Alternatively, you can get WiFi phone numbers or use a burner app. Remember, your information can still be traced. We’re only looking to fulfill a supposed requirement to provide a phone number without giving our actual number which can attract unwanted calls.
6. Setup identity alert with a monitoring company.
It’d be great if you had a digital bodyguard watching your back online. They’d keep an eye out and let you know when a hacker or scammer is checking out your information, right?
Thankfully, this exists in the form of identity alert with monitoring companies like LifeLock. Such services immediately alert you if your personal data has been compromised, accessed, or any suspicious activity occurs.
7. Fix errant public records.
Imagine receiving calls from someone else who used your number and is now in foreclosure on their real estate properties. For reasons that might not even be your fault, you can find yourself dealing with the annoying issue of incorrect public records. The calls can be bothersome, but there’s also a risk of your phone number being in the wrong hands.
I’m going through this problem. I keep getting calls and texts for Donald Humphreys. He apparently used my number (perhaps by accident) on the public records for a property he’s now foreclosing on. I’ll have to go to the Gwinnett County courthouse and get this fixed
The only way to fix this is to go to the county clerk’s office for the foreclosed properties to correct the records. I guess I’ll be making a trip to the Gwinnett County administration center. Thanks a lot, Don!
As a precaution, you can always check if your public records’ information is correct using online public record repositories like SearchQuarry.com.
8. Use an authenticator app instead of SMS for two-factor authentication.
We have discussed using two-factor authentication to add extra security to your account logins.
To level up, we need to ensure the unique temporary codes aren’t compromised.
Using an authenticator app rather than SMS or email for one-time verification codes is far more secure.
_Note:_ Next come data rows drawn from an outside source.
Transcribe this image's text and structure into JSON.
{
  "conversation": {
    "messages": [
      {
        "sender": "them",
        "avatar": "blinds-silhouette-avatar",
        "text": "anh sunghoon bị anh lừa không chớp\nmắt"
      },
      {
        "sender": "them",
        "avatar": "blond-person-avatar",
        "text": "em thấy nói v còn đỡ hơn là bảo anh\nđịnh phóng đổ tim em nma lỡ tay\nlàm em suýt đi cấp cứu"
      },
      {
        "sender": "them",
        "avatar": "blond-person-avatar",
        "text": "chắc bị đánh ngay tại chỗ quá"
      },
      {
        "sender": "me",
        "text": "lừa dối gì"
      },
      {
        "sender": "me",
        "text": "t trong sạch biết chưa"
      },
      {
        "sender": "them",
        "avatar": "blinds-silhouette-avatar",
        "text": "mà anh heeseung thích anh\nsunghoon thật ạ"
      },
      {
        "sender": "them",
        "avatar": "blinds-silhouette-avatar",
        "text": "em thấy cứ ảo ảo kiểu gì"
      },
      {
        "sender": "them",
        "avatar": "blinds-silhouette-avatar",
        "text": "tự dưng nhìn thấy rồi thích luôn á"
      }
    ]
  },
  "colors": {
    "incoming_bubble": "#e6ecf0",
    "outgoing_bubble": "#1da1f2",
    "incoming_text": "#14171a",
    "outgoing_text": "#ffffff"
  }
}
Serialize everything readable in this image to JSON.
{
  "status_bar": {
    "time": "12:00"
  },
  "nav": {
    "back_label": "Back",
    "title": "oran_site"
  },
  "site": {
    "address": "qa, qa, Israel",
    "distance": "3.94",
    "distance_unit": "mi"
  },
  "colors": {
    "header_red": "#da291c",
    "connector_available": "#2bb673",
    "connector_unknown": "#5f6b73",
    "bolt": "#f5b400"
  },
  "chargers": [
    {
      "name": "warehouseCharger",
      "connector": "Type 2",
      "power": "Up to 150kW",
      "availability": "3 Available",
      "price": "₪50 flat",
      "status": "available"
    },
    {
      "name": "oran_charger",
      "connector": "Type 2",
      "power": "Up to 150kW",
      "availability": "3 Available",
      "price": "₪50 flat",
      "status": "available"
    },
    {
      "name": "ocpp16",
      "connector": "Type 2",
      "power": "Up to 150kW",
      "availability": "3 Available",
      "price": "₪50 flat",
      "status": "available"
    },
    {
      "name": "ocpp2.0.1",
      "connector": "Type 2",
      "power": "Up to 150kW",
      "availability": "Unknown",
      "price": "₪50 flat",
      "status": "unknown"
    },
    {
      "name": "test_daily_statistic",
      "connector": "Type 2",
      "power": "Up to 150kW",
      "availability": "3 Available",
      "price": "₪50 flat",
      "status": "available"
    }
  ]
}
These apps are easy to download and use. Authenticator apps are immune to having SIM swap attacks and don’t leave a record of where you’ve logged in with your mobile carrier.
9. Wipe your old device before recycling or disposing of it.
When it comes to old phones, some people may sell or recycle them. But did you know it’s not that difficult to restore data from the device?
Handle your old smartphone with care when you are trying to dispose of it.
Before you sell or recycle your old mobile device, ensure that full device encryption is enabled. Afterward, wipe the device at least twice using your manufacturer’s instructions.